4. Eu égard aux effets particuliers d’une décision refusant de poursuivre la prise en charge, au titre des deux derniers alinéas de l’article L. 222-5 du code de l’action sociale et des familles, d’un jeune jusque-là confié à l’aide sociale à l’enfance, la condition d’urgence doit en principe être constatée lorsqu’il demande la suspension d’une telle décision de refus. Il peut toutefois en aller autrement dans les cas où l’administration justifie de circonstances particulières, qu’il appartient au juge des référés de prendre en considération en procédant à une appréciation globale des circonstances de l’espèce qui lui est soumise.
5. Pour justifier de la condition d’urgence, M. A soutient qu’il se retrouve sans ressource, sans hébergement, sans récépissé de titre de séjour et sans un contrat de travail. Toutefois, il ressort des pièces du dossier, que la communauté Emmaüs-Brie héberge le requérant en tant que compagnon d’Emmaüs depuis le 28 mars 2025. En outre, un autre courrier en date du 31 janvier 2025, indique que la communauté Emmaüs-Brie propose de prendre en charge les frais de scolarité de l’intéressé en pension complète dans un établissement de formation d’état sur une période de six mois et de l’intégrer à la communauté. Par suite, la condition d’urgence prévue à l’article L. 521-1 du code de justice administrative ne peut être regardée comme remplie en l’état de l’instruction.

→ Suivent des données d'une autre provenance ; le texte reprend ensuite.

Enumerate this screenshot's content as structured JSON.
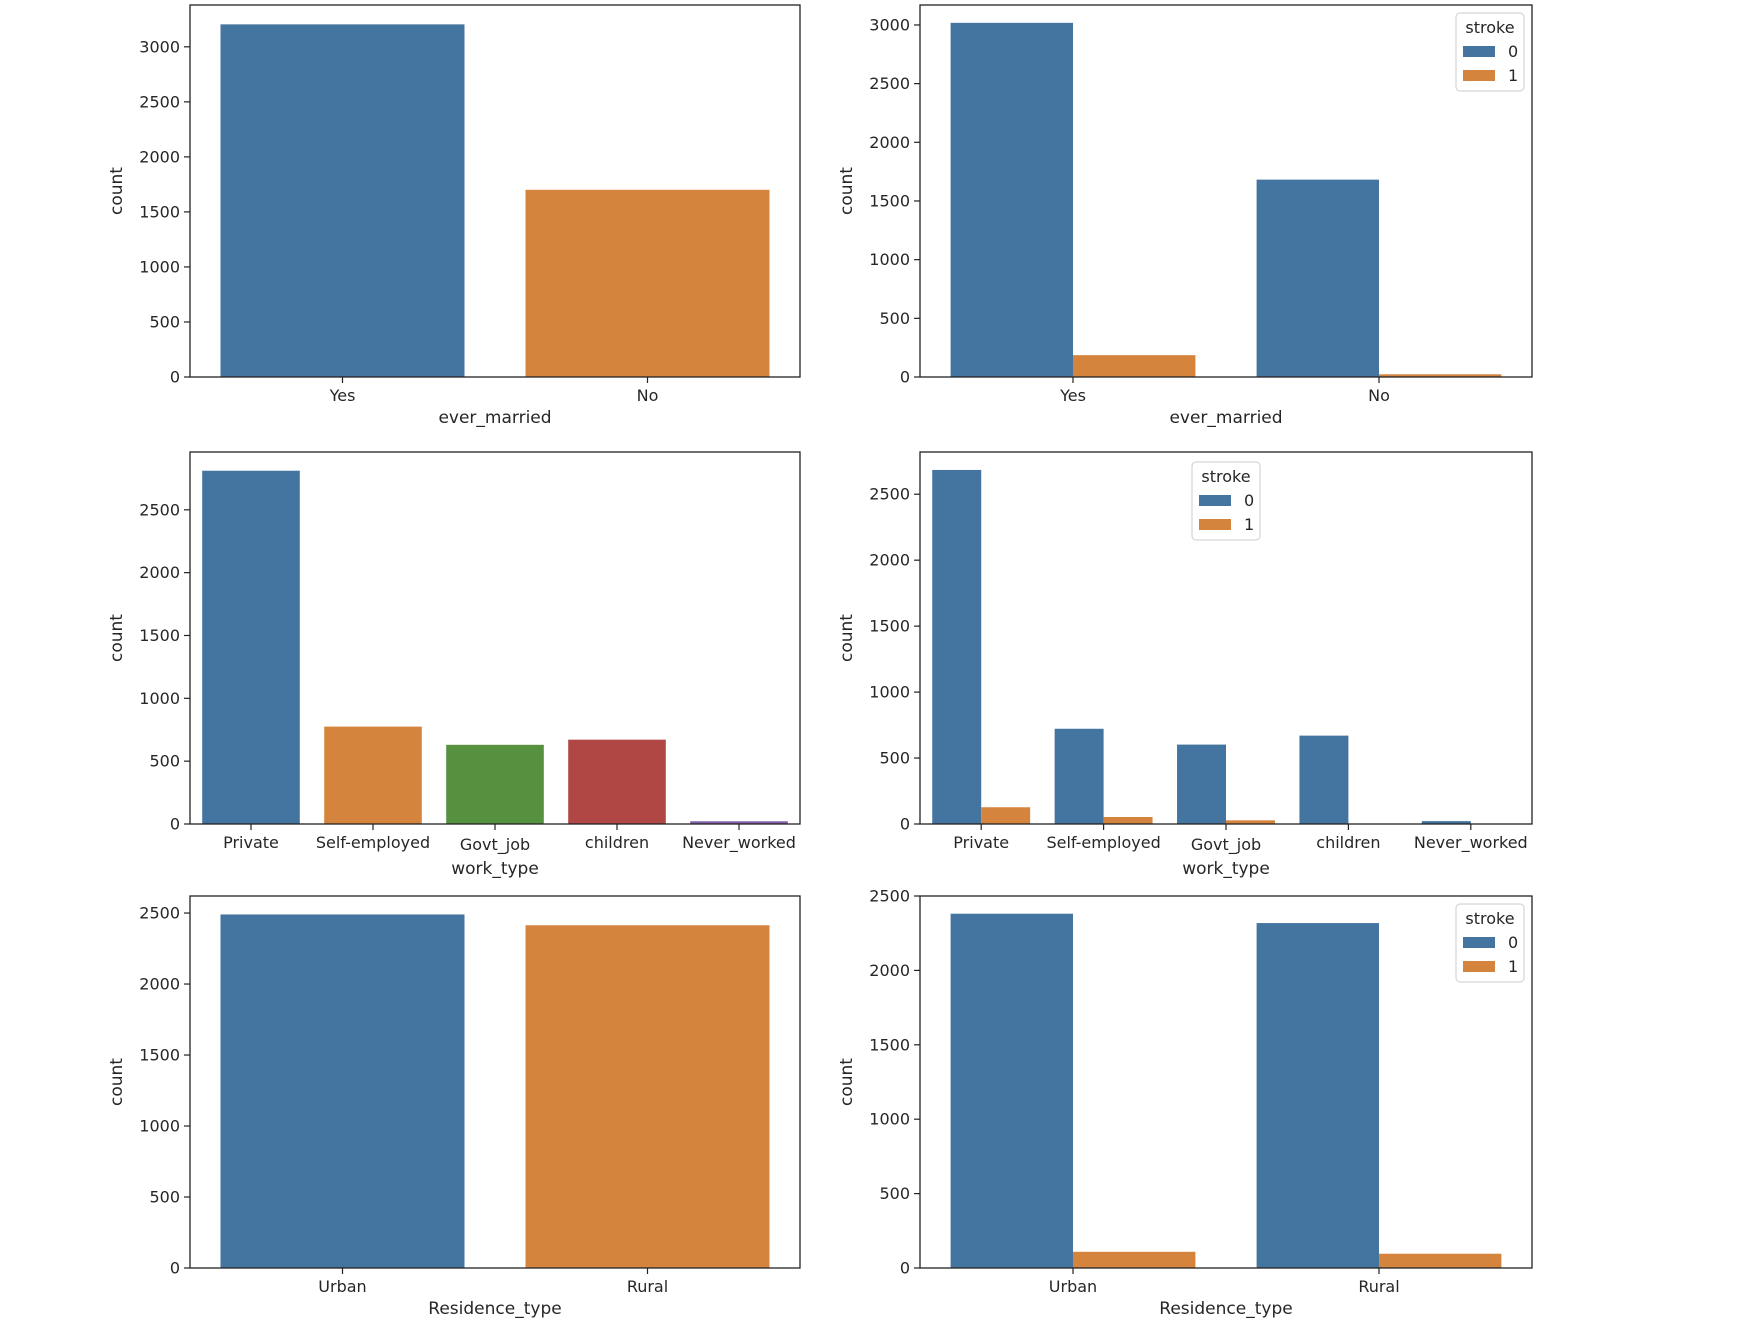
{
  "chart_data": [
    {
      "id": "ever-married-count",
      "type": "bar",
      "xlabel": "ever_married",
      "ylabel": "count",
      "categories": [
        "Yes",
        "No"
      ],
      "values": [
        3204,
        1701
      ],
      "colors": [
        "#4474a0",
        "#d5843e"
      ],
      "ylim": [
        0,
        3380
      ],
      "yticks": [
        0,
        500,
        1000,
        1500,
        2000,
        2500,
        3000
      ],
      "legend": null
    },
    {
      "id": "ever-married-by-stroke",
      "type": "bar",
      "xlabel": "ever_married",
      "ylabel": "count",
      "categories": [
        "Yes",
        "No"
      ],
      "series": [
        {
          "name": "0",
          "color": "#4474a0",
          "values": [
            3018,
            1682
          ]
        },
        {
          "name": "1",
          "color": "#d5843e",
          "values": [
            186,
            23
          ]
        }
      ],
      "ylim": [
        0,
        3170
      ],
      "yticks": [
        0,
        500,
        1000,
        1500,
        2000,
        2500,
        3000
      ],
      "legend": {
        "title": "stroke",
        "position": "top-right"
      }
    },
    {
      "id": "work-type-count",
      "type": "bar",
      "xlabel": "work_type",
      "ylabel": "count",
      "categories": [
        "Private",
        "Self-employed",
        "Govt_job",
        "children",
        "Never_worked"
      ],
      "values": [
        2811,
        775,
        630,
        671,
        22
      ],
      "colors": [
        "#4474a0",
        "#d5843e",
        "#55913f",
        "#b04744",
        "#8560aa"
      ],
      "ylim": [
        0,
        2960
      ],
      "yticks": [
        0,
        500,
        1000,
        1500,
        2000,
        2500
      ],
      "legend": null
    },
    {
      "id": "work-type-by-stroke",
      "type": "bar",
      "xlabel": "work_type",
      "ylabel": "count",
      "categories": [
        "Private",
        "Self-employed",
        "Govt_job",
        "children",
        "Never_worked"
      ],
      "series": [
        {
          "name": "0",
          "color": "#4474a0",
          "values": [
            2684,
            722,
            602,
            670,
            22
          ]
        },
        {
          "name": "1",
          "color": "#d5843e",
          "values": [
            127,
            53,
            28,
            1,
            0
          ]
        }
      ],
      "ylim": [
        0,
        2820
      ],
      "yticks": [
        0,
        500,
        1000,
        1500,
        2000,
        2500
      ],
      "legend": {
        "title": "stroke",
        "position": "top-center"
      }
    },
    {
      "id": "residence-type-count",
      "type": "bar",
      "xlabel": "Residence_type",
      "ylabel": "count",
      "categories": [
        "Urban",
        "Rural"
      ],
      "values": [
        2490,
        2414
      ],
      "colors": [
        "#4474a0",
        "#d5843e"
      ],
      "ylim": [
        0,
        2620
      ],
      "yticks": [
        0,
        500,
        1000,
        1500,
        2000,
        2500
      ],
      "legend": null
    },
    {
      "id": "residence-type-by-stroke",
      "type": "bar",
      "xlabel": "Residence_type",
      "ylabel": "count",
      "categories": [
        "Urban",
        "Rural"
      ],
      "series": [
        {
          "name": "0",
          "color": "#4474a0",
          "values": [
            2381,
            2318
          ]
        },
        {
          "name": "1",
          "color": "#d5843e",
          "values": [
            109,
            96
          ]
        }
      ],
      "ylim": [
        0,
        2500
      ],
      "yticks": [
        0,
        500,
        1000,
        1500,
        2000,
        2500
      ],
      "legend": {
        "title": "stroke",
        "position": "top-right"
      }
    }
  ]
}
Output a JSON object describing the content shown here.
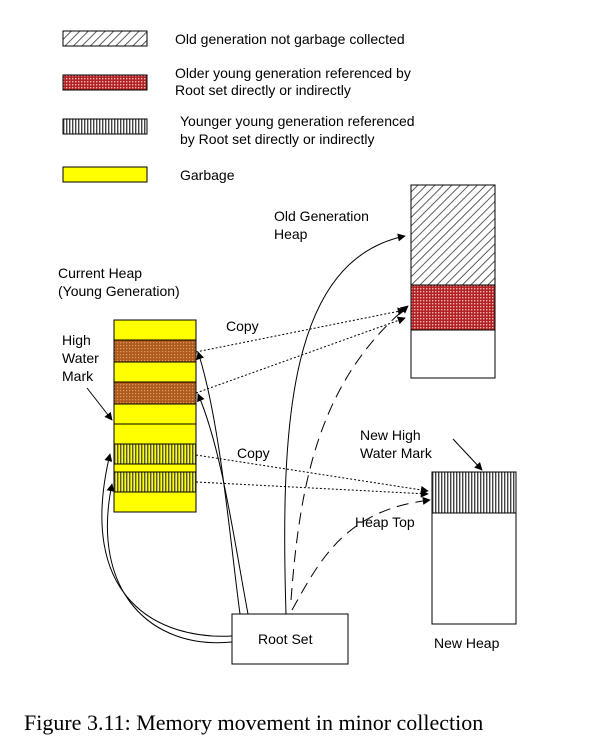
{
  "legend": {
    "old_not_collected": "Old generation not garbage collected",
    "older_young_line1": "Older young generation referenced by",
    "older_young_line2": "Root set directly or indirectly",
    "younger_young_line1": "Younger young  generation referenced",
    "younger_young_line2": "by Root set directly or indirectly",
    "garbage": "Garbage"
  },
  "labels": {
    "old_heap_line1": "Old Generation",
    "old_heap_line2": "Heap",
    "current_heap_line1": "Current Heap",
    "current_heap_line2": "(Young Generation)",
    "hwm_line1": "High",
    "hwm_line2": "Water",
    "hwm_line3": "Mark",
    "copy_upper": "Copy",
    "copy_lower": "Copy",
    "new_hwm_line1": "New High",
    "new_hwm_line2": "Water Mark",
    "heap_top": "Heap Top",
    "root_set": "Root Set",
    "new_heap": "New Heap"
  },
  "caption": "Figure 3.11: Memory movement in minor collection",
  "colors": {
    "garbage": "#ffff00",
    "older_young": "#b22222",
    "hatch": "#333333"
  }
}
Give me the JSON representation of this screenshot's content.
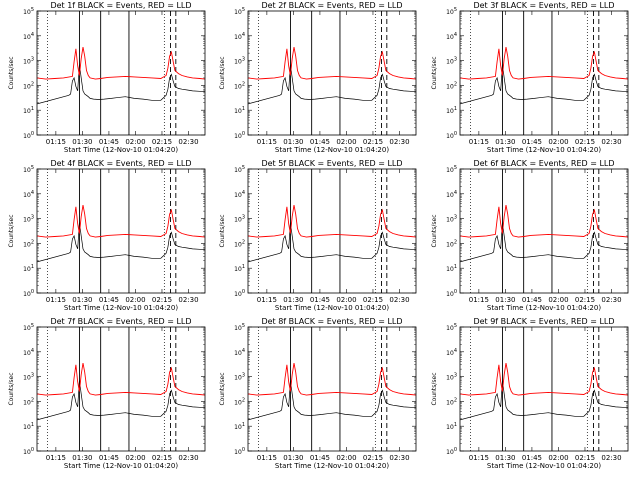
{
  "figure": {
    "colors": {
      "background": "#ffffff",
      "events": "#000000",
      "lld": "#ff0000",
      "frame": "#000000"
    }
  },
  "chart_data": [
    {
      "panel": "1f",
      "title": "Det 1f BLACK = Events, RED = LLD"
    },
    {
      "panel": "2f",
      "title": "Det 2f BLACK = Events, RED = LLD"
    },
    {
      "panel": "3f",
      "title": "Det 3f BLACK = Events, RED = LLD"
    },
    {
      "panel": "4f",
      "title": "Det 4f BLACK = Events, RED = LLD"
    },
    {
      "panel": "5f",
      "title": "Det 5f BLACK = Events, RED = LLD"
    },
    {
      "panel": "6f",
      "title": "Det 6f BLACK = Events, RED = LLD"
    },
    {
      "panel": "7f",
      "title": "Det 7f BLACK = Events, RED = LLD"
    },
    {
      "panel": "8f",
      "title": "Det 8f BLACK = Events, RED = LLD"
    },
    {
      "panel": "9f",
      "title": "Det 9f BLACK = Events, RED = LLD"
    }
  ],
  "common": {
    "type": "line",
    "ylabel": "Counts/sec",
    "xlabel": "Start Time (12-Nov-10 01:04:20)",
    "yscale": "log",
    "ylim": [
      1,
      100000
    ],
    "ytick_labels": [
      "10^0",
      "10^1",
      "10^2",
      "10^3",
      "10^4",
      "10^5"
    ],
    "xlim_minutes_after_start": [
      0,
      95
    ],
    "xtick_labels": [
      "01:15",
      "01:30",
      "01:45",
      "02:00",
      "02:15",
      "02:30"
    ],
    "xtick_minutes_after_start": [
      10.67,
      25.67,
      40.67,
      55.67,
      70.67,
      85.67
    ],
    "dotted_vlines_minutes": [
      6,
      72
    ],
    "solid_vlines_minutes": [
      24,
      36,
      52
    ],
    "dashed_vlines_minutes": [
      75.5,
      78.5
    ],
    "series": [
      {
        "name": "Events",
        "color": "#000000",
        "x": [
          0,
          18,
          19,
          20,
          21,
          22,
          23,
          24,
          25,
          26,
          27,
          28,
          29,
          30,
          32,
          35,
          38,
          42,
          45,
          50,
          55,
          60,
          65,
          70,
          73,
          74,
          75,
          76,
          77,
          78,
          80,
          82,
          85,
          88,
          92,
          95
        ],
        "y": [
          18,
          40,
          45,
          150,
          200,
          90,
          60,
          700,
          200,
          60,
          45,
          40,
          35,
          30,
          28,
          27,
          28,
          30,
          32,
          35,
          30,
          28,
          25,
          25,
          40,
          70,
          200,
          280,
          150,
          90,
          75,
          70,
          65,
          60,
          58,
          55
        ]
      },
      {
        "name": "LLD",
        "color": "#ff0000",
        "x": [
          0,
          5,
          10,
          15,
          20,
          21,
          22,
          23,
          24,
          25,
          26,
          27,
          28,
          29,
          30,
          33,
          36,
          40,
          45,
          50,
          55,
          60,
          65,
          70,
          73,
          74,
          75,
          76,
          77,
          78,
          80,
          82,
          85,
          88,
          92,
          95
        ],
        "y": [
          200,
          180,
          190,
          200,
          230,
          900,
          3000,
          600,
          250,
          1200,
          3500,
          1500,
          400,
          250,
          200,
          180,
          190,
          210,
          220,
          230,
          220,
          210,
          200,
          190,
          250,
          500,
          1500,
          2200,
          900,
          400,
          300,
          250,
          220,
          200,
          190,
          180
        ]
      }
    ]
  }
}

6. Il résulte de tout ce qui précède que les conclusions à fin de suspension de l’exécution de la décision du président du conseil départemental de Seine-et-Marne en date du 27 mars 2025 doivent être rejetées, ainsi que, par voie de conséquence ses conclusions aux fins d’injonction et d’astreinte, et celles au titre des frais exposés.
O R D O N N E :
Article 1er : La requête de M. A est rejetée.
Article 2 : La présente ordonnance sera notifiée à M. B A et au président du conseil départemental de Seine-et-Marne.
Le juge des référés,
Signé
C. REHMAN-FAWCETT
La République mande et ordonne au préfet de Seine-et-Marne en ce qui le concerne ou à tous commissaires de justice à ce requis en ce qui concerne les voies de droit commun contre les parties privées, de pourvoir à l’exécution de la présente décision.